Q. What is a whole life insurance policy?
A. Explanation: A whole life insurance policy is a policy that pays a benefit to a beneficiary in the event of your death. It is called “whole life” because you usually pay the premium your whole life, and the benefit covers you until either you die or the policy matures. If the policy matures (called endowing) during your life time, the company will give you a check for the entire face value of the policy. Most current whole life policies mature at age 100 although with the newer policies, you do not have to take the money until age 100. However, you pay no additional premium once the policy has matured.
In addition to covering you for your entire life, a whole life policy builds cash value which can be used as emergency funds, converted into an annuity later in life, or simply surrendered for the cash. A whole life policy is the most secure type of policy you can buy, although it is also the most expensive.
Q. What is term life insurance
A. A term policy is the least expensive life insurance during the period of the term. The insurance covers you for a set time period which could be 5, 10, 15, or 20 years. A few companies still offer a thirty year term if you are fairly young. The premium on a term policy will remain unchanged during the term, as will the death benefit. Because you are only paying the cost of insurance and fees, the premium is very low. When the term expires, you have the option of converting the policy to some other form of insurance or of renewing it. However, the renewal fees are extremely high—often as much as 300% or more, and they keep increasing every year after the initial Term. Term insurance is not intended to be a life long plan, but it can be a good way to go if you need to protect a mortgage or other debt, or need to make sure a family will be taken care of. In later years when the children are grown, you may not need the high face value of the term policy.

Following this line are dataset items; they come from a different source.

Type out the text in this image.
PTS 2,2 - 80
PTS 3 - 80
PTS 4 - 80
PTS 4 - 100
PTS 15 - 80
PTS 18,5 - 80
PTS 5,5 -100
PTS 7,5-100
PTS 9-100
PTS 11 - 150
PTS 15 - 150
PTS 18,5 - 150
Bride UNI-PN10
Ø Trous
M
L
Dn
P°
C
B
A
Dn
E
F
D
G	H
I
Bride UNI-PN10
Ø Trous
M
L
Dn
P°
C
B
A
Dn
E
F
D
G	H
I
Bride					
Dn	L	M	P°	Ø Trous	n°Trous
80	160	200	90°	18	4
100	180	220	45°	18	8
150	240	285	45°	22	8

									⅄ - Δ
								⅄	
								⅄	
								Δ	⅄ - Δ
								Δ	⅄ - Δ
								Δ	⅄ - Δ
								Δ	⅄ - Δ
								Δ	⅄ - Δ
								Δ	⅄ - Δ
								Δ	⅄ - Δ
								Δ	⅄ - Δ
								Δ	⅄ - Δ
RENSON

Q. What is universal life insurance?
A. Universal Life Insurance blends the features of Term and whole life for a policy that can last your entire life but will be less expensive than whole life. The interest which the policy earns is based on the economic criteria which can vary from year to year. The policy earns cash value, is available in high face amounts like Term and Whole Life, and is flexible. That is, you can change the premium or the face value as your needs change. If you want to save money but still have lifelong protection, Universal is an excellent choice.
Q. What is no load life insurance?
A. Part of the cost of life insurance is the annual fees. These fees pay commissions to the agents along with the cost of advertising, creating the policies and other administrative costs of the company. With some companies, the fees are front loaded, meaning a higher percentage of your premium is used to pay fees in the first year of the policy. For people who understand insurance, one way to save on the fees is to purchase no-load insurance. The fees are thus minimized and your premium is not used to pay commissions to the agent. In some cases, you pay the agent directly for services rendered. In others, you simply purchase the insurance on your own either through the mail or through telemarketing. A word of caution: not all policies that come to you in the mail or no-load. Also, many mail order policies have fine print clauses that the average person does not understand.
Q. What type of life insurance is best for me?
A. The only way to know what type of insurance is best for you is to analyze your own situation and finances. If you have current debt, but are also putting money into a retirement plan or other investments, you may not need as much insurance later in life. However, if you want to leave a legacy to family members or to a charity, or if you want assets that can increase your retirement income, you should consider either a whole life or a universal. Finally, although today’s Universal policies are very safe, if you want the security of something that is guaranteed to remain unchanged during your life time, your choice would be a whole life.
A final word: Life insurance, even with the best companies, is often confusing with language the average person never learned in school. Unless you are doing little more than purchasing a burial policy, you should always work with a licensed agent. You are much less likely to be disappointed because the agent has a legal responsibility to made sure you understand the policy and to ascertain that it meets your needs.